Important Factors to consider before purchasing Multiple Properties:

  1. One of the properties under you name will be considered self-occupied while the other will be considered rented out.
  2. The self-occupied and rented out properties will have different tax treatments on your home loans.

Second Home and it’s Taxability:

The market value of the properties owned by you will play an important role when it comes to your loan process. Your taxable amount on those properties will be calculated based on the below mentioned scenarios:

Scenario 1:

If you have rented out one of your properties, and this is allowing you to have a regular source of income, the tax for this property will be treated as Income from House property. After paying interests, taxes paid to municipal authorities, any other deductions will be your income.

Scenario 2:

If you are residing in the property or it is unoccupied, then the deduction of tax will be a nominal amount of the rent expected from that property.

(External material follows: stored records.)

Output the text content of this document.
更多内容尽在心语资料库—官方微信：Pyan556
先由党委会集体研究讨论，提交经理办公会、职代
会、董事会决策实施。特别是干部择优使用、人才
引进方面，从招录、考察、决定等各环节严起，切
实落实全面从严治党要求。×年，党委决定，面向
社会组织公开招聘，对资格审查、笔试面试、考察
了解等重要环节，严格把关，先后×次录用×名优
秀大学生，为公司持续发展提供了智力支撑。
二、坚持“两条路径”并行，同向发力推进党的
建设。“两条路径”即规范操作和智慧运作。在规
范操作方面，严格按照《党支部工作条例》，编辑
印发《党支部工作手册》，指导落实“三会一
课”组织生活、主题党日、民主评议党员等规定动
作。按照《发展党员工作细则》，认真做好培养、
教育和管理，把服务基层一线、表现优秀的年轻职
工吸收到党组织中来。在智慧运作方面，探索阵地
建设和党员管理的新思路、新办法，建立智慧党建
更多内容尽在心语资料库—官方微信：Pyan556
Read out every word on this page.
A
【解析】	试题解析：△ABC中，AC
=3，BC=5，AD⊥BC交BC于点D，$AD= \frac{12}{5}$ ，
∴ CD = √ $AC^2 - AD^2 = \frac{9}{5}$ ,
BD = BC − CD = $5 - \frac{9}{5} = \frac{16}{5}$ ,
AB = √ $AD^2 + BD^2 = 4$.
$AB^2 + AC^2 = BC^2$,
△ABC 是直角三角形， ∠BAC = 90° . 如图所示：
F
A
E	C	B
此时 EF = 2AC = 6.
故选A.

Tax benefits of purchasing second home.

For your second home, you can get a tax reduction on a few parameters as mentioned below:

  1. Housing Loan Interest: For your second property in which you reside, if you have repaid at least Rs. 1.5lakhs towards the principal, you will get a tax deduction as per section 80C of the Income Tax Act 1961, . For the home you own which is vacant or leased, you can claim the home loan interest amount as deduction. This deduction will not have an upper limit.
  2. Joint Home Loan Deductions: Each applicant will be eligible for deductions, when the property is owned jointly. The tax payable will be as per the tax slabs of the respective applicant as well as the value of the property.

  3. Taxes to Municipal Authorities: Municipal authorities will allow deduction only for current financial years and not for the year the tax invoice was raised. So it’s always a good practice to keep track of these payments. As per the Income Tax Act of 1961, municipal taxes is deducted against the rental income received in the financial year.

  4. Standard Deduction: There is a flat 30% deduction of the taxable value of your property on maintenance related expenses such as house repairing, insurance, etc. This a deduction is offered irrespective of the actual expenses made for the property.

  5. Tax on the Property that is cheaper: If you own 2 different properties, where the value of one property is less than the other, it is always beneficial to pay taxes on the property of lesser value.

There are pros and cons to owning a second home or property, but you may also want to consider the possibility of paying wealth tax.